Geckolinux-422 — a review
Geckolinux is a distro that is based on opensuse. The maintainer uses the handle sb56637 (at least at sourceforge). He use the suse studio site to build his releases. His releases version amount to opensuse that is configured to his liking. The releases are iso files for a live session, and can be installed.
In the move to the Leap series, opensuse no longer provides live versions (except for Tumbleweed). So I have occasionally recommended geckolinux to people looking for a live version that they can test.
I saw the announcement of the 422.161213 release, via a link at Distrowatch. I proceeded to download the bare bones version. I was not fully satisfied with the result, so I tried the XFCE version. I wasn’t happy with that either. Yesterday, I rechecked the site, and I see that there is now a more recent 422.161228 release.
I’ll note that the “422” part of the release number is a reference to opensuse 42.2, while the remaining part of the number is a reference to the release date.
Why bare bones?
My choice of the bare bones release was because I thought this would make for a useful live rescue system for 42.2.
When I originally tried that out, I found that the bare bones version would not boot with UEFI. Them bones seemed a little too bare.
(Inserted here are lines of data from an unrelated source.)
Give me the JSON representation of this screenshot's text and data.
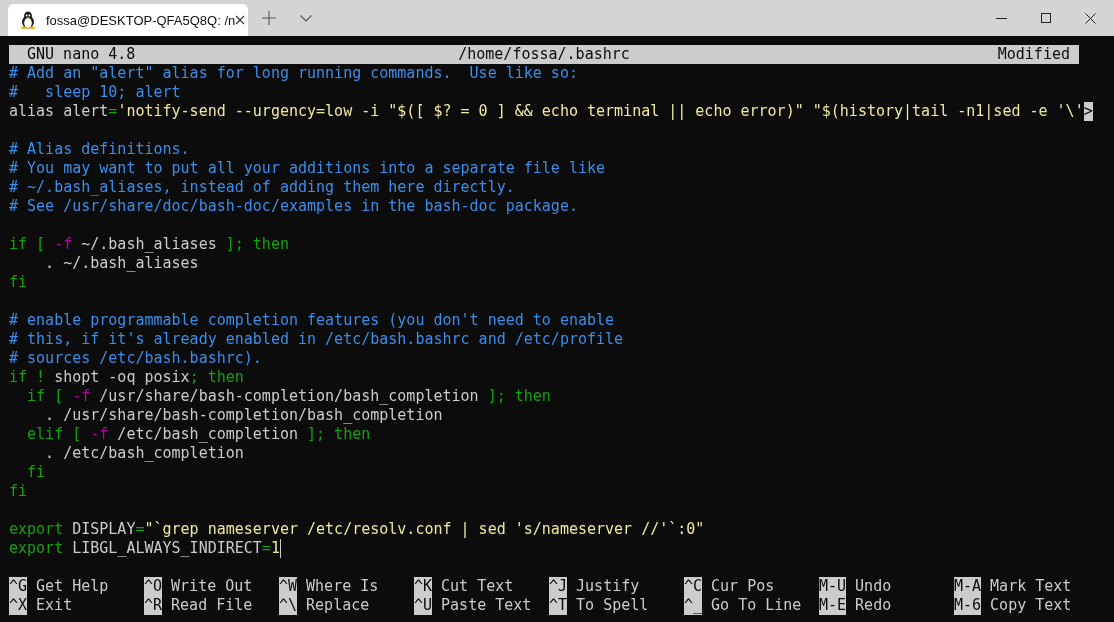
{
  "window": {
    "tabs": [
      {
        "title": "fossa@DESKTOP-QFA5Q8Q: /n",
        "selected": true
      }
    ]
  },
  "nano": {
    "header": {
      "version": "GNU nano 4.8",
      "file": "/home/fossa/.bashrc",
      "status": "Modified"
    },
    "lines": [
      {
        "kind": "code",
        "segments": [
          {
            "kind": "comment",
            "text": "# Add an \"alert\" alias for long running commands.  Use like so:"
          }
        ]
      },
      {
        "kind": "code",
        "segments": [
          {
            "kind": "comment",
            "text": "#   sleep 10; alert"
          }
        ]
      },
      {
        "kind": "code",
        "segments": [
          {
            "kind": "plain",
            "text": "alias alert"
          },
          {
            "kind": "keyword",
            "text": "="
          },
          {
            "kind": "string",
            "text": "'notify-send --urgency=low -i \"$([ $? = 0 ] && echo terminal || echo error)\" \"$(history|tail -n1|sed -e '\\'"
          }
        ],
        "overflow": ">"
      },
      {
        "kind": "blank"
      },
      {
        "kind": "code",
        "segments": [
          {
            "kind": "comment",
            "text": "# Alias definitions."
          }
        ]
      },
      {
        "kind": "code",
        "segments": [
          {
            "kind": "comment",
            "text": "# You may want to put all your additions into a separate file like"
          }
        ]
      },
      {
        "kind": "code",
        "segments": [
          {
            "kind": "comment",
            "text": "# ~/.bash_aliases, instead of adding them here directly."
          }
        ]
      },
      {
        "kind": "code",
        "segments": [
          {
            "kind": "comment",
            "text": "# See /usr/share/doc/bash-doc/examples in the bash-doc package."
          }
        ]
      },
      {
        "kind": "blank"
      },
      {
        "kind": "code",
        "segments": [
          {
            "kind": "keyword",
            "text": "if [ "
          },
          {
            "kind": "flag",
            "text": "-f"
          },
          {
            "kind": "plain",
            "text": " ~/.bash_aliases "
          },
          {
            "kind": "keyword",
            "text": "]; then"
          }
        ]
      },
      {
        "kind": "code",
        "segments": [
          {
            "kind": "plain",
            "text": "    . ~/.bash_aliases"
          }
        ]
      },
      {
        "kind": "code",
        "segments": [
          {
            "kind": "keyword",
            "text": "fi"
          }
        ]
      },
      {
        "kind": "blank"
      },
      {
        "kind": "code",
        "segments": [
          {
            "kind": "comment",
            "text": "# enable programmable completion features (you don't need to enable"
          }
        ]
      },
      {
        "kind": "code",
        "segments": [
          {
            "kind": "comment",
            "text": "# this, if it's already enabled in /etc/bash.bashrc and /etc/profile"
          }
        ]
      },
      {
        "kind": "code",
        "segments": [
          {
            "kind": "comment",
            "text": "# sources /etc/bash.bashrc)."
          }
        ]
      },
      {
        "kind": "code",
        "segments": [
          {
            "kind": "keyword",
            "text": "if ! "
          },
          {
            "kind": "plain",
            "text": "shopt -oq posix"
          },
          {
            "kind": "keyword",
            "text": "; then"
          }
        ]
      },
      {
        "kind": "code",
        "segments": [
          {
            "kind": "keyword",
            "text": "  if [ "
          },
          {
            "kind": "flag",
            "text": "-f"
          },
          {
            "kind": "plain",
            "text": " /usr/share/bash-completion/bash_completion "
          },
          {
            "kind": "keyword",
            "text": "]; then"
          }
        ]
      },
      {
        "kind": "code",
        "segments": [
          {
            "kind": "plain",
            "text": "    . /usr/share/bash-completion/bash_completion"
          }
        ]
      },
      {
        "kind": "code",
        "segments": [
          {
            "kind": "keyword",
            "text": "  elif [ "
          },
          {
            "kind": "flag",
            "text": "-f"
          },
          {
            "kind": "plain",
            "text": " /etc/bash_completion "
          },
          {
            "kind": "keyword",
            "text": "]; then"
          }
        ]
      },
      {
        "kind": "code",
        "segments": [
          {
            "kind": "plain",
            "text": "    . /etc/bash_completion"
          }
        ]
      },
      {
        "kind": "code",
        "segments": [
          {
            "kind": "keyword",
            "text": "  fi"
          }
        ]
      },
      {
        "kind": "code",
        "segments": [
          {
            "kind": "keyword",
            "text": "fi"
          }
        ]
      },
      {
        "kind": "blank"
      },
      {
        "kind": "code",
        "segments": [
          {
            "kind": "keyword",
            "text": "export"
          },
          {
            "kind": "plain",
            "text": " DISPLAY"
          },
          {
            "kind": "keyword",
            "text": "="
          },
          {
            "kind": "string",
            "text": "\"`grep nameserver /etc/resolv.conf | sed 's/nameserver //'`:0\""
          }
        ]
      },
      {
        "kind": "code",
        "segments": [
          {
            "kind": "keyword",
            "text": "export"
          },
          {
            "kind": "plain",
            "text": " LIBGL_ALWAYS_INDIRECT"
          },
          {
            "kind": "keyword",
            "text": "="
          },
          {
            "kind": "string",
            "text": "1"
          }
        ],
        "cursor": true
      },
      {
        "kind": "blank"
      }
    ],
    "shortcuts": [
      [
        {
          "key": "^G",
          "label": "Get Help"
        },
        {
          "key": "^O",
          "label": "Write Out"
        },
        {
          "key": "^W",
          "label": "Where Is"
        },
        {
          "key": "^K",
          "label": "Cut Text"
        },
        {
          "key": "^J",
          "label": "Justify"
        },
        {
          "key": "^C",
          "label": "Cur Pos"
        },
        {
          "key": "M-U",
          "label": "Undo"
        },
        {
          "key": "M-A",
          "label": "Mark Text"
        }
      ],
      [
        {
          "key": "^X",
          "label": "Exit"
        },
        {
          "key": "^R",
          "label": "Read File"
        },
        {
          "key": "^\\",
          "label": "Replace"
        },
        {
          "key": "^U",
          "label": "Paste Text"
        },
        {
          "key": "^T",
          "label": "To Spell"
        },
        {
          "key": "^_",
          "label": "Go To Line"
        },
        {
          "key": "M-E",
          "label": "Redo"
        },
        {
          "key": "M-6",
          "label": "Copy Text"
        }
      ]
    ]
  }
}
Most computer purchased over the last 4 years are UEFI systems.
Apparently the maintainer recognized the problem — or perhaps somebody pointed it out to him. The 1228 release now does boot with UEFI.
It was my tentative plan, using that as a rescue system, that I would install some additional tools on the boot USB that I would be using. In particular, I wanted to add “dar” (a backup/restore command line tool).
That it would not boot with UEFI spoiled that plan. Additionally, for that to work, I would need the ability to save changes to the USB. This is supposed to be possible if one adds
to the boot line (the command that loads the kernel). So I gave that a try. And the system ran into some kind of error and indicated that it would reboot.
So much for my plans for a rescue disk.
Retry with 1228 release
I tried again with the 1228 release. This time it at least booted with UEFI. However, the “kiwi-hybridpersistent=true” option still caused problems.
I was not deterred. I had noticed that the hybrid partition (where changes are save) was formatted as “btrfs”. Tumbleweed had run into a problem with that last summer, and I had found a workaround. So I decided to give that a try.
I mounted the USB flash drive on my main desktop. Using Yast partitioner, I reformatted the hybrid partitiion to “ext4”, but with the option to not use a journal. I used Yast for this, because I know that it preserves the file system label when reformatting.
This worked with geckolinux, as it had worked with Tumbleweed. Booting with “kiwi-hybridpersistent=true” now succeeded. I have not yet added any tools, but the possibility is now there.
The bare bones desktop really is bare. There is just a blank desktop with no icons, no panel. However, if I right-click on empty space, there is a menu. I can use that to open an “xterm” (a terminal session). When doing rescues, I mostly work from the command line, so the ability to open one or more “xterm” windows is sufficient.
I should have noted that the normal login to the desktop is as user “linux” with password “linux”. If I use “su” to become root, again “linux” is the password.
The bare bones desktop does come with an installer (named “calamares”). I tried running that from the menu with my original download, and nothing happened. With the 1228 release, the announcement mentions that it has to be run at the root command line. So I tried that, and the installer did start out.
A little background here. Opensuse long supported a live installer. But recently they have dropped support for that. So the geckolinux maintainer has added “calamares” as an alternative.
Running the installer, I decided to try a test install. I have partitions “sda1” through “sda9” on the computer where I tested this. And “sda8” is where I often do test installs.
I chose the option to replace the system currently on “sda8” with the bare bones installation. The installer told me that what was previously “sda9” would become “sda8”. That did not look right to me. And if that happened, it would cause problems in my currently installed opensuse system that mounts the partition. So I decided to abort the installer at that point (with no actual changes made to the disk).
Possibly this is just a cosmetic bug, and the partitions won’t really be renumbered. But I was unwilling to take the chance.
I’ll also note that “calamares” did not have an option to install into an existing encrypted LVM. So it is more limited than the opensuse installer.
The bare bones release looks like a good choice for a live rescue system. But be aware that it will fail on the first attempt to boot with persistent storage. After that failure, reformat the hybrid partition to “ext4” and keep the label “hybrid” for that partition. It would then be okay with persistent storage.
The geckolinux series are also a good choice if you are looking for a live system to test. I’m not so sure about installing, since I aborted my own install attempt. If you are installing to free space on the hard drive, I expect that will be trouble free. For more complex situations, you are probably better off using the official DVD installer or NET installer.